A privacy-preserving proof of personhood certificate

Many potential real-world use cases in web3 suffer from sybil attacks and would benefit if they could be prevented. Encointer offers a solution for sybil-resilience, but (currently) this solution can only be leveraged trustlessly within the Kusama XCM scope. Off-chain use cases would need to integrate with light clients to verify personhood on encointers parachain which adds a lot of technical complexity. The simple way would be - of course - to trust public rpc APIs, but that’s not web3 style, is it?

As introduced at Polkadot Now India [video] / slides, Encointer and Integritee are jointly developing a Proof of Personhood Oracle.

Proving personhood requires linking of your personhood reputation on the Encointer parachain with your account on a 3rd party service or chain. This comes with severe risks for privacy, which is the reason for the collaboration with Integritee.
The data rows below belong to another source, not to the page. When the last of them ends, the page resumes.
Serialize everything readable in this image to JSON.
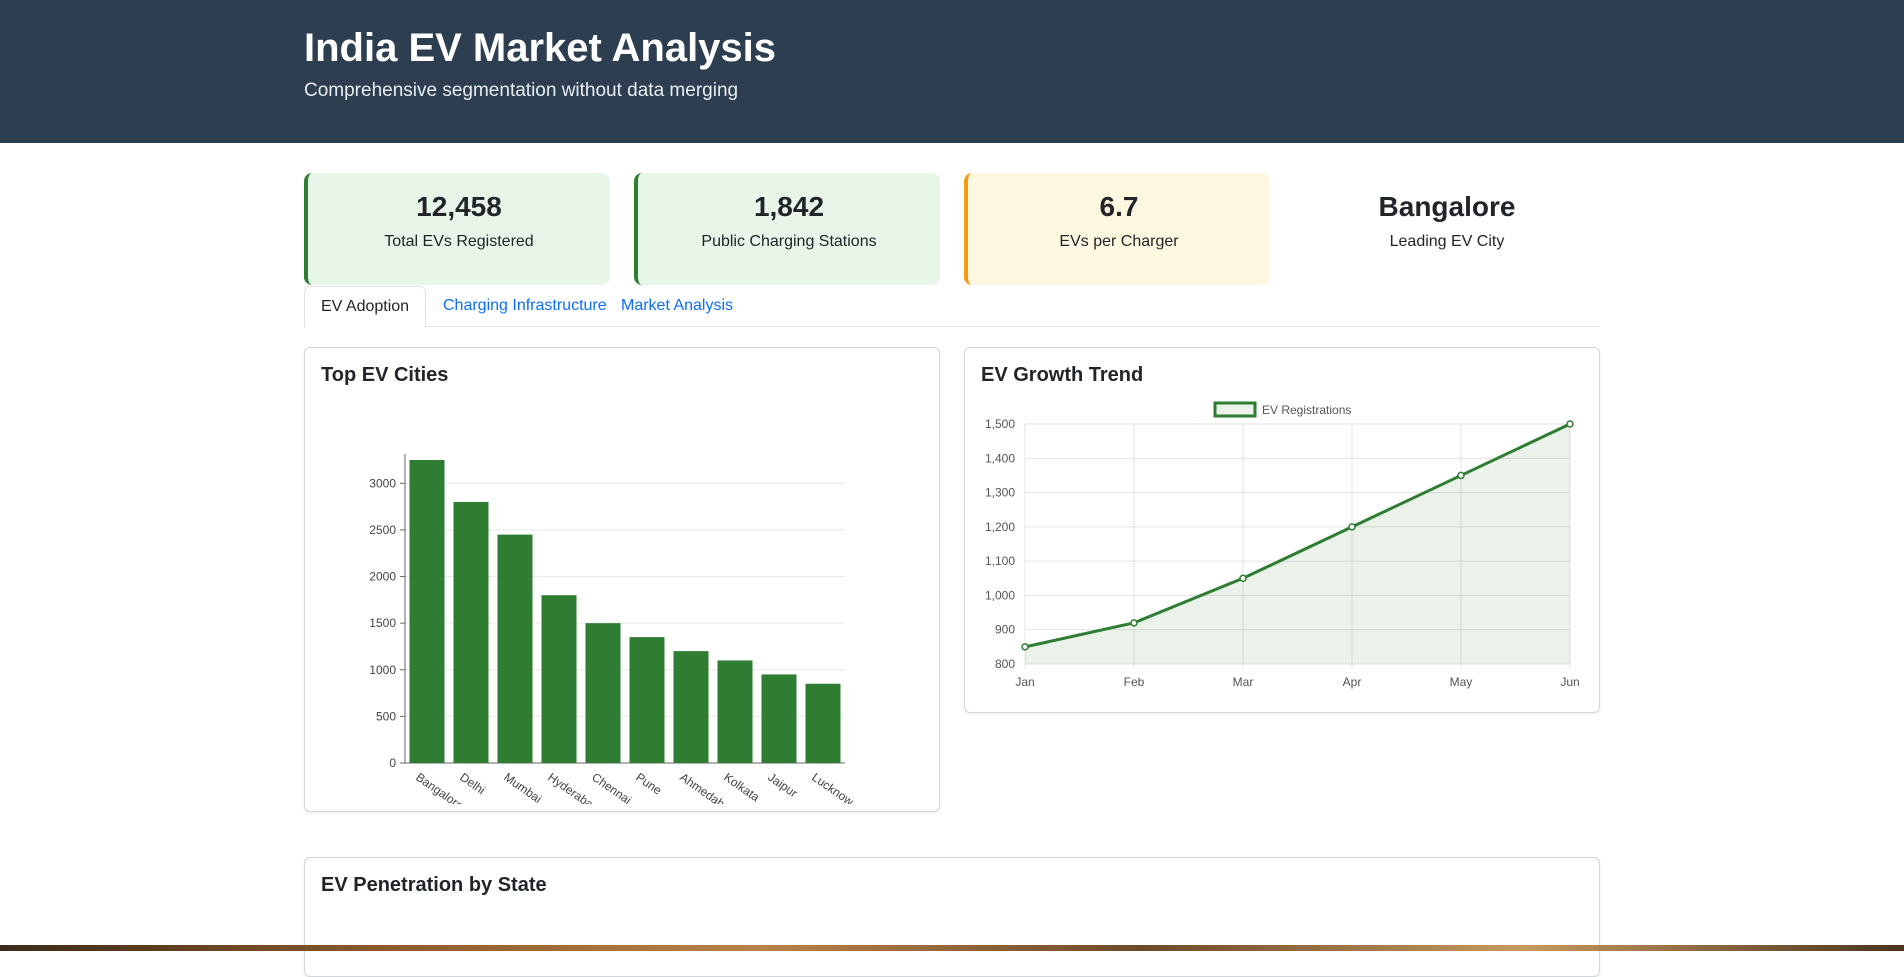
{
  "header": {
    "title": "India EV Market Analysis",
    "subtitle": "Comprehensive segmentation without data merging"
  },
  "stats": [
    {
      "value": "12,458",
      "label": "Total EVs Registered"
    },
    {
      "value": "1,842",
      "label": "Public Charging Stations"
    },
    {
      "value": "6.7",
      "label": "EVs per Charger"
    },
    {
      "value": "Bangalore",
      "label": "Leading EV City"
    }
  ],
  "tabs": [
    {
      "label": "EV Adoption"
    },
    {
      "label": "Charging Infrastructure"
    },
    {
      "label": "Market Analysis"
    }
  ],
  "cards": {
    "top_cities_title": "Top EV Cities",
    "growth_title": "EV Growth Trend",
    "penetration_title": "EV Penetration by State"
  },
  "colors": {
    "header_bg": "#2c3e50",
    "accent_green": "#2e7d32",
    "accent_orange": "#f39c12"
  },
  "chart_data": [
    {
      "type": "bar",
      "title": "Top EV Cities",
      "categories": [
        "Bangalore",
        "Delhi",
        "Mumbai",
        "Hyderabad",
        "Chennai",
        "Pune",
        "Ahmedabad",
        "Kolkata",
        "Jaipur",
        "Lucknow"
      ],
      "values": [
        3250,
        2800,
        2450,
        1800,
        1500,
        1350,
        1200,
        1100,
        950,
        850
      ],
      "yticks": [
        0,
        500,
        1000,
        1500,
        2000,
        2500,
        3000
      ],
      "ylim": [
        0,
        3250
      ],
      "grid": true,
      "color": "#2e7d32"
    },
    {
      "type": "area",
      "title": "EV Growth Trend",
      "categories": [
        "Jan",
        "Feb",
        "Mar",
        "Apr",
        "May",
        "Jun"
      ],
      "series": [
        {
          "name": "EV Registrations",
          "values": [
            850,
            920,
            1050,
            1200,
            1350,
            1500
          ]
        }
      ],
      "yticks": [
        "800",
        "900",
        "1,000",
        "1,100",
        "1,200",
        "1,300",
        "1,400",
        "1,500"
      ],
      "ylim": [
        800,
        1500
      ],
      "grid": true,
      "legend": "top",
      "color": "#2e7d32"
    }
  ]
}
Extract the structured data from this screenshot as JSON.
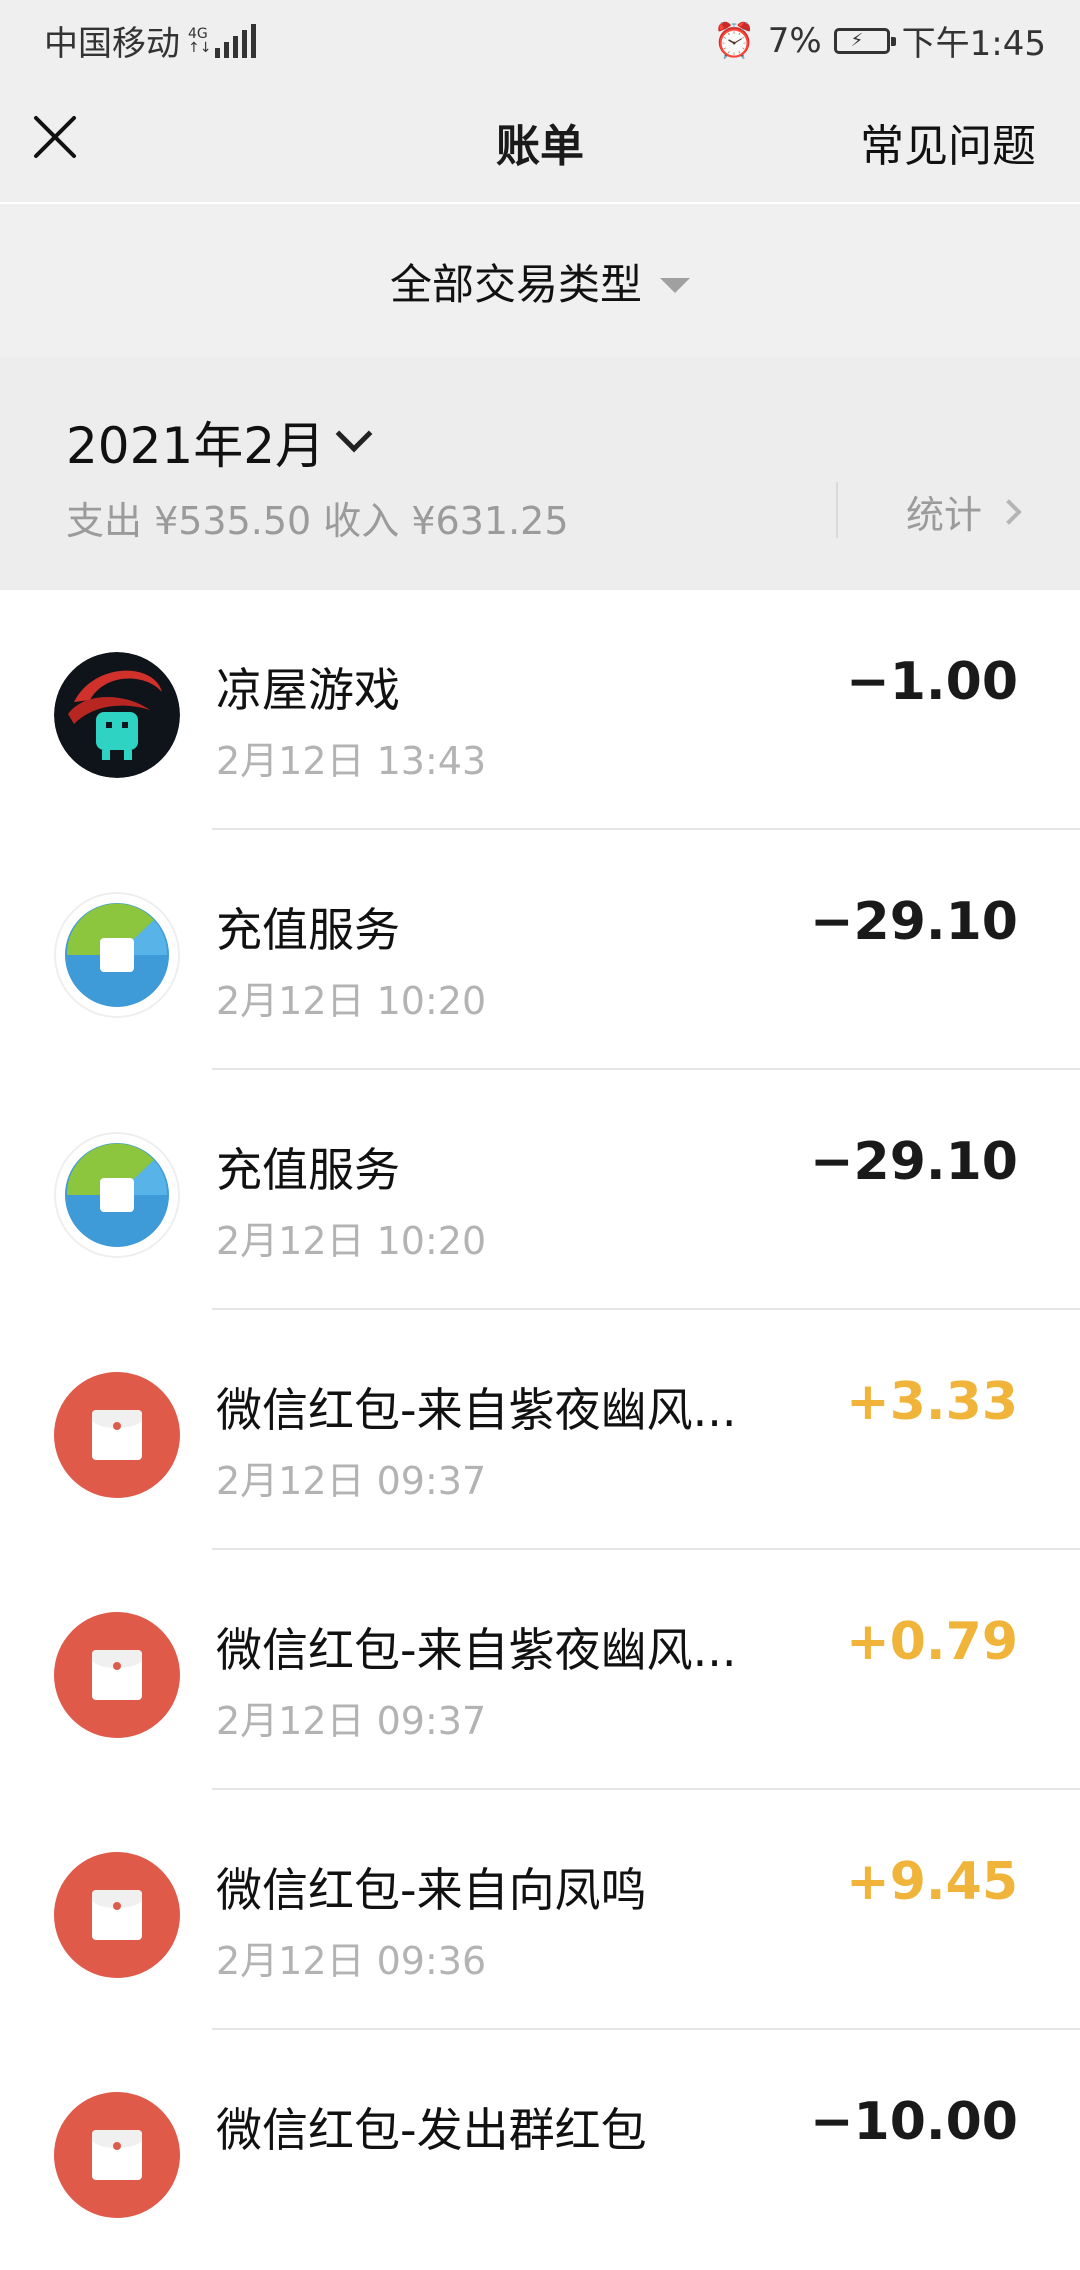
{
  "status_bar": {
    "carrier": "中国移动",
    "network": "4G",
    "battery": "7%",
    "time": "下午1:45"
  },
  "nav": {
    "title": "账单",
    "faq": "常见问题"
  },
  "filter": {
    "label": "全部交易类型"
  },
  "month": {
    "label": "2021年2月",
    "summary": "支出 ¥535.50 收入 ¥631.25",
    "stats": "统计"
  },
  "colors": {
    "income": "#f0b43a",
    "expense": "#1a1a1a",
    "hongbao_red": "#e05a4a"
  },
  "transactions": [
    {
      "name": "凉屋游戏",
      "time": "2月12日 13:43",
      "amount": "−1.00",
      "icon": "game-avatar"
    },
    {
      "name": "充值服务",
      "time": "2月12日 10:20",
      "amount": "−29.10",
      "icon": "recharge-icon"
    },
    {
      "name": "充值服务",
      "time": "2月12日 10:20",
      "amount": "−29.10",
      "icon": "recharge-icon"
    },
    {
      "name": "微信红包-来自紫夜幽风...",
      "time": "2月12日 09:37",
      "amount": "+3.33",
      "icon": "red-envelope-icon"
    },
    {
      "name": "微信红包-来自紫夜幽风...",
      "time": "2月12日 09:37",
      "amount": "+0.79",
      "icon": "red-envelope-icon"
    },
    {
      "name": "微信红包-来自向凤鸣",
      "time": "2月12日 09:36",
      "amount": "+9.45",
      "icon": "red-envelope-icon"
    },
    {
      "name": "微信红包-发出群红包",
      "time": "",
      "amount": "−10.00",
      "icon": "red-envelope-icon"
    }
  ]
}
Integritee has talked on the privacy issue of linkability [video] / slides and how its technology can offer unlinkablity

Concept

The oracle runs a light client into the Encointer parachain within a trusted execution environment (TEE). It fetches and verifies personhood claims against the chain and issues certificates for specific use cases. These certificates have a short time-to-live because personhood reputation needs to be renewed regularly to be verifiably unique. thanks to the TEE, the linking between reputation and target account for a particular use case is shielded and inaccessible even to the operator of the oracle

Use Cases

Social Media

On social media it is often too easy to create sockpuppets - maintain more than one identity and perform attacks like Astroturfing, ballot-stuffing, social bots, manipulation of public opinion, self-reviews, trolling

i.e. Nostr badges could be used to indicate unique personhood claims by nostr accounts. Client frontends could then show such a badge next to the user’s handle. This example is outside the Kusama XCM scope but based on public-key crypto as well which makes it very easy to integrate

Quadratic Voting/Funding

Quadratic voting can be gamed by distributing funds across many accounts (sybil-attack). This is why Gitcoin has introduced the Gitcoin passport, an aggregator of heterogeneous sybil prevention mechanisms

Thanks to the described oracle, Encointer could integrate with gitcoin passport although it is rooted on the Ethereum blockchain

Bridging Encointer’s sybil-resilience to alien chains

Encointer is rooted in the Kusama ecosystem and aims to become the sybil-resilience first choice for DotSama. However, this is not ambitious enough: We should reach out to all of web3 and integrate Encointer communities with other decentralized ecosystems. The personhood oracle will enable bridging to alien technologies - to anything which is based on public-key crypto, actually

Status

Work has started and we’re reaching out to the community to comment on if/how they would like to use our new service. Thanks to its simplicity and unlinkability, we even suggest that partnering parachains prefer this solution over XCM-ing with Encointer for their applications to become sybil-resilient

The issue of sybil attacks is a major concern in web3, and it’s good to see that Encointer and Integritee are working on a solution. The idea of a Proof of Personhood Oracle is fascinating, and it’s great to see these two companies collaborating to develop it. However, the issue of privacy is also a significant concern, and it’s essential that user privacy is protected in the process of proving personhood.

The risk of linkability between a person’s reputation on the Encointer parachain and their account on a 3rd party service or chain is a severe concern. It’s great to hear that Integritee has addressed this issue and is working to offer unlinkability using its technology. The development of this Proof of Personhood Oracle has the potential to bring more security to web3 use cases, but it’s crucial that privacy concerns are also taken into account. Overall, it’s great to see these collaborations between different companies working towards a more secure web3 ecosystem.